The converter is designed and positioned to accommodate the molten mat flowing continuously from the separator. The converter receives a molten blister copper bath formed by the oxidation of the molten copper mat fed faster into the furnace in its basin (also known as the settling zone). The bath generally comprises blister copper having a depth of about 1 m with a slag layer floating thereon about 12 cm thick. As the liquid mat flows into the conversion furnace, the liquid mat is dispersed over the surface of the bath facing the lance and mixed with blister copper to form an unstable molten mat phase (the bath is a stable layer of molten copper mat Does not contain). The fast oxygen-containing gas and flux from the lance penetrate through the slag into the molten blister copper to form a bubble / emulsion, where the molten copper mat is converted to molten blister copper. The newly formed molten blister copper moves the existing molten blister copper out of the furnace, for example through taps, siphons, or converters, and the newly formed slag flows toward the slag taps and eventually Removed from the furnace.

Since the oxidation of iron and sulfur in the molten mat is an exothermic reaction, considerable heat is generated in the converter. Control and control of this heat, ie control and control of bath temperature, in particular temperature peaks, are important not only for the efficient operation of the furnace (and thus the production of blister copper) but also for the lifetime of the furnace refractory and other components. This long-term temperature peak, i.e. molten mat (Cu-Fe-S), is reacted with oxygen (O ₂ ) and flux (e.g. CaO) to give copper metal (Cu ⁰ ), molten slag (Cu ₂ O-CaO- Fe ₃ O ₄ ) and significantly higher temperatures than are actually required to form gaseous sulfur dioxide (SO ₂ ) can significantly reduce the lifetime of furnace refractory materials.

The temperature of the bath can be controlled by one of two methods. The first is to limit the amount of heat generated, and the second is to remove excess heat.

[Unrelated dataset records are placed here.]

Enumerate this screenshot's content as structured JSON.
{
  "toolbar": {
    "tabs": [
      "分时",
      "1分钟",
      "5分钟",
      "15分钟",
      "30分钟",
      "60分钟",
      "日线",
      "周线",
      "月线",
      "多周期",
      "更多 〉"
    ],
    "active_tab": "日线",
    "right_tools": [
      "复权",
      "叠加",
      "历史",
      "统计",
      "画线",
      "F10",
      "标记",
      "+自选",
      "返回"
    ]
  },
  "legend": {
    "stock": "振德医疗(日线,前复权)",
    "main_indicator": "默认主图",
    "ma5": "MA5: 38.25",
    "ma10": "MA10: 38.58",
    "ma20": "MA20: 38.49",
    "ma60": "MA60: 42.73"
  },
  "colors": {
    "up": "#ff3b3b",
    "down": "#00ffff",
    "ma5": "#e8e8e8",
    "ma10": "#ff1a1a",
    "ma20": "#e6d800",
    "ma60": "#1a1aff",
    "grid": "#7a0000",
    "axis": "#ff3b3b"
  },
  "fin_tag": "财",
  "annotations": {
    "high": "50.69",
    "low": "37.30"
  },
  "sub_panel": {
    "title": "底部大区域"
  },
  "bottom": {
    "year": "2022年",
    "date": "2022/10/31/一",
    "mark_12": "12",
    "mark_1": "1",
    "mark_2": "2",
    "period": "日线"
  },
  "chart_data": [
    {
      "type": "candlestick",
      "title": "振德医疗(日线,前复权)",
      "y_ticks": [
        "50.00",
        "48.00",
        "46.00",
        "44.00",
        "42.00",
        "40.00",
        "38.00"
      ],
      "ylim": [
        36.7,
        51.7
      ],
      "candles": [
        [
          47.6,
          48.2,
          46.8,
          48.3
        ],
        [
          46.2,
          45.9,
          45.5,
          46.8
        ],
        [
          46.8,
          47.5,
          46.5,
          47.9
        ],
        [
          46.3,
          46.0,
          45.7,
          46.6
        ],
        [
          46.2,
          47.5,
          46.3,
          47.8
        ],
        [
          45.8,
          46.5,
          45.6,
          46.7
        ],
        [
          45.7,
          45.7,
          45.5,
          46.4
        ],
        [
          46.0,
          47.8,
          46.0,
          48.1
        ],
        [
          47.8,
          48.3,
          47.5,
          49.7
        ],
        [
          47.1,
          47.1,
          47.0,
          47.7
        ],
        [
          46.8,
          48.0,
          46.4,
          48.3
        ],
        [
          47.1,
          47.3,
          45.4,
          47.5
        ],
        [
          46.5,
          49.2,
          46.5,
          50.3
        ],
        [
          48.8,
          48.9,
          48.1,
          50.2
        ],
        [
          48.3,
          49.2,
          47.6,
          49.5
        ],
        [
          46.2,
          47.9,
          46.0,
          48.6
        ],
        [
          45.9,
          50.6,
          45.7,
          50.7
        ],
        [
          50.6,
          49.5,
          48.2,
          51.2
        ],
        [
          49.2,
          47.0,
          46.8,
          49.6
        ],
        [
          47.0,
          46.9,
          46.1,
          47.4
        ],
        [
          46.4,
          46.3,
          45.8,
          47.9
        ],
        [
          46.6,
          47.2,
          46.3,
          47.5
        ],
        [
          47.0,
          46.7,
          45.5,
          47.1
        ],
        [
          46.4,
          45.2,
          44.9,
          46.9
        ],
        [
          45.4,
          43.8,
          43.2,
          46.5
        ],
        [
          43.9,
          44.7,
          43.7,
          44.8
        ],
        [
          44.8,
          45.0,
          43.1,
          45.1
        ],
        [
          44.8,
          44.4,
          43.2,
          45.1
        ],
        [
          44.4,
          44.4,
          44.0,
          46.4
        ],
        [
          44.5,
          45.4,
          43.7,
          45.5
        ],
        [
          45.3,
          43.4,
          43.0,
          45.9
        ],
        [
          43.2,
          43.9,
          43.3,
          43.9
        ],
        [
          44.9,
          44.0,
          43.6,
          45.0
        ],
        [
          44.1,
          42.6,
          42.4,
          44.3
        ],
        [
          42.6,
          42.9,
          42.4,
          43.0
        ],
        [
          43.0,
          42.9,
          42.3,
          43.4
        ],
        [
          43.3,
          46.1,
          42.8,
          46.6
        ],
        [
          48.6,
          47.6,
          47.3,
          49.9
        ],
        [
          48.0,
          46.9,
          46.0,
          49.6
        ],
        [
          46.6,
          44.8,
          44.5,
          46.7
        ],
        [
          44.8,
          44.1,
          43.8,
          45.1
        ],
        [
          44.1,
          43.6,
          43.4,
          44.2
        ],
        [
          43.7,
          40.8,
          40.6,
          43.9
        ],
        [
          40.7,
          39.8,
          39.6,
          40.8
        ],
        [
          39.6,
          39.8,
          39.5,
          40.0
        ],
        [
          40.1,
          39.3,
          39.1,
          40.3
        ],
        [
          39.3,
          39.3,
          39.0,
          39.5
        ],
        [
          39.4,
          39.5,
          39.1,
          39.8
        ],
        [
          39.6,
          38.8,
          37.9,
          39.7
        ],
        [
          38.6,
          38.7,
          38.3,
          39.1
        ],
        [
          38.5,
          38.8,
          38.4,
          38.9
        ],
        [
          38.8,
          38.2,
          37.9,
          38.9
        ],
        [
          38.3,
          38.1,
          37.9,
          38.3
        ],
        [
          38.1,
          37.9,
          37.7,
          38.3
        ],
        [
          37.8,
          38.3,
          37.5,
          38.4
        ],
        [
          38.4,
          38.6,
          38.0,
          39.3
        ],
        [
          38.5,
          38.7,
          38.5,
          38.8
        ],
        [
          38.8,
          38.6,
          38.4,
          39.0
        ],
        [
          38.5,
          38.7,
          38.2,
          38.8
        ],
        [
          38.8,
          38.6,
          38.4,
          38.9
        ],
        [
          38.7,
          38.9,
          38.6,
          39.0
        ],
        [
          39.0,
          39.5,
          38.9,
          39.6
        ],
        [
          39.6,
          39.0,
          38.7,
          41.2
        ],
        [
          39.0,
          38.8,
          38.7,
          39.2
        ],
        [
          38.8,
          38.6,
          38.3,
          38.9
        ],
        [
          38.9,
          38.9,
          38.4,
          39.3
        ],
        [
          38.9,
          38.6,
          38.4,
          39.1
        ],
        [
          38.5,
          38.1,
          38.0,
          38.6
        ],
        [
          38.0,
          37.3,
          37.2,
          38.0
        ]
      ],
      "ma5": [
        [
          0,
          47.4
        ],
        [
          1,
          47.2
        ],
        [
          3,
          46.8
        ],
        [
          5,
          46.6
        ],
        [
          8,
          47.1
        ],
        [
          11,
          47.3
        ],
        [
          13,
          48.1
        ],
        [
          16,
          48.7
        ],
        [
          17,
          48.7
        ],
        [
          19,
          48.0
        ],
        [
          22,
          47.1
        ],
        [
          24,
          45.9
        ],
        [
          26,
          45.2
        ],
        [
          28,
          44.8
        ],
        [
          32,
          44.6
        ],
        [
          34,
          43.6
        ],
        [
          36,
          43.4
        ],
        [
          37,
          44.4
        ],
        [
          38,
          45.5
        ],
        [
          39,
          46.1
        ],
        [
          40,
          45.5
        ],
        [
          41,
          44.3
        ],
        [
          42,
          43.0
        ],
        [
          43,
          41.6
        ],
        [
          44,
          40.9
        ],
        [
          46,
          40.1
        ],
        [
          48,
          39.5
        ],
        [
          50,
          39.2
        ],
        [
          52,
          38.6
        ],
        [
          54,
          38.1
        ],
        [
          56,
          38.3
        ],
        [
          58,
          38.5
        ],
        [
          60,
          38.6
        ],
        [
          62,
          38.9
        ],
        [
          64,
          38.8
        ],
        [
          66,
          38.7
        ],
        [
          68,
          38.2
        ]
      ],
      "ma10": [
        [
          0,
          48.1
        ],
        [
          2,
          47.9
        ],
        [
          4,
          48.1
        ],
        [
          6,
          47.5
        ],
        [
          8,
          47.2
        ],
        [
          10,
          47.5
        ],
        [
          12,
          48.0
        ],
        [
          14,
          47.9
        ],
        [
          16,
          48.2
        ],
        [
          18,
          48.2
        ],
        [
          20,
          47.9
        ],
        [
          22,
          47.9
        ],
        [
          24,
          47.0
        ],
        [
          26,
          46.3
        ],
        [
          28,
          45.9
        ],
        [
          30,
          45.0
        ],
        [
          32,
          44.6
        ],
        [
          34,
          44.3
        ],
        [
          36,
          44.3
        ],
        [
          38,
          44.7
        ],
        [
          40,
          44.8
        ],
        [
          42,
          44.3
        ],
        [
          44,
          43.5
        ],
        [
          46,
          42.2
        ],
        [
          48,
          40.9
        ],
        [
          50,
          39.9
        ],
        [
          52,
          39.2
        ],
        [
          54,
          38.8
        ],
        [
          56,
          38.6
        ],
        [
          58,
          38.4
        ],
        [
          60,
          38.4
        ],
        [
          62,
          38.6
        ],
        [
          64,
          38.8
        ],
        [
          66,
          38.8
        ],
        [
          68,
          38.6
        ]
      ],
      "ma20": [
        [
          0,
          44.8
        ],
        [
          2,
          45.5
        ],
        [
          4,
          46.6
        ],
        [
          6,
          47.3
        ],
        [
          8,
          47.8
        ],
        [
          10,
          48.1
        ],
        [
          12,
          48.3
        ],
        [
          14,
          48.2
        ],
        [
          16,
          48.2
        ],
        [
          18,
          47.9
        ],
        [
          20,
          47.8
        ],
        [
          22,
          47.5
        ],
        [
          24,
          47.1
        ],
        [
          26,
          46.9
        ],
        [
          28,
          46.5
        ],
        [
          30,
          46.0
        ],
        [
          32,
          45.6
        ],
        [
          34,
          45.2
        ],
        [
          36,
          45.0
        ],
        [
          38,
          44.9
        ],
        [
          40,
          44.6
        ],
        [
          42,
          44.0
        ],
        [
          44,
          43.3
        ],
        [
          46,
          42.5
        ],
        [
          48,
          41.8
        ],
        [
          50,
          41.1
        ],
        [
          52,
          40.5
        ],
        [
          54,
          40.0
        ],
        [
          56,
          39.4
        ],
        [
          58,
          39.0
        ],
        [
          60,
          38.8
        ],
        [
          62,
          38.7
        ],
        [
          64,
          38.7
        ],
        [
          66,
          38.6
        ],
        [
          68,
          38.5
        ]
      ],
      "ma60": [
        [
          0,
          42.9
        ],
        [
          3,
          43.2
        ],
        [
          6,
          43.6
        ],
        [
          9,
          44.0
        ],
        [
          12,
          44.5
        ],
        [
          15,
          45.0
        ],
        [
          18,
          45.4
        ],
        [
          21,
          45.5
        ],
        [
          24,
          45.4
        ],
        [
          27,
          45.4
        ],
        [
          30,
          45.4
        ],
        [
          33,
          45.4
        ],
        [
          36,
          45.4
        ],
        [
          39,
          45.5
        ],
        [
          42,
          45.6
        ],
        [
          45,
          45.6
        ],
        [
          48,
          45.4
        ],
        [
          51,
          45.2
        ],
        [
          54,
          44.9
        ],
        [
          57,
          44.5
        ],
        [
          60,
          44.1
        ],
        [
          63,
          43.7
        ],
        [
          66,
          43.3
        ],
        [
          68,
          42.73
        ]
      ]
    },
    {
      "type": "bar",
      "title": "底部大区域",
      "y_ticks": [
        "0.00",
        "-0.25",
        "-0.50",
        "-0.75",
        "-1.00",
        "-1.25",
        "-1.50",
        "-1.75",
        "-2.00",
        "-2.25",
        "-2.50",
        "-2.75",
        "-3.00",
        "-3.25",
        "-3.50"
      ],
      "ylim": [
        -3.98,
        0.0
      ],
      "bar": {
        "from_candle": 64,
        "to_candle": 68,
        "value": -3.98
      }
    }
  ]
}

To limit the amount of heat generated, it is necessary to control the amount and quality of the reactants introduced into the bath. For example, one way to limit the amount of heat generated is to introduce nitrogen into the furnace to reduce the abundant amount of oxygen. However, the addition of nitrogen can reduce furnace throughput and increase bath turbulence depending on the mode of introduction. In addition, controlling the quality of the reactants (e.g., the relative amounts of copper, iron and sulfur in the mat, etc.) is difficult to do due to the changing compositional properties of the starting materials, in particular the concentrates fed to the furnace, Because it is part of a continuous operation, the measurement shows a ripple effect upstream and downstream.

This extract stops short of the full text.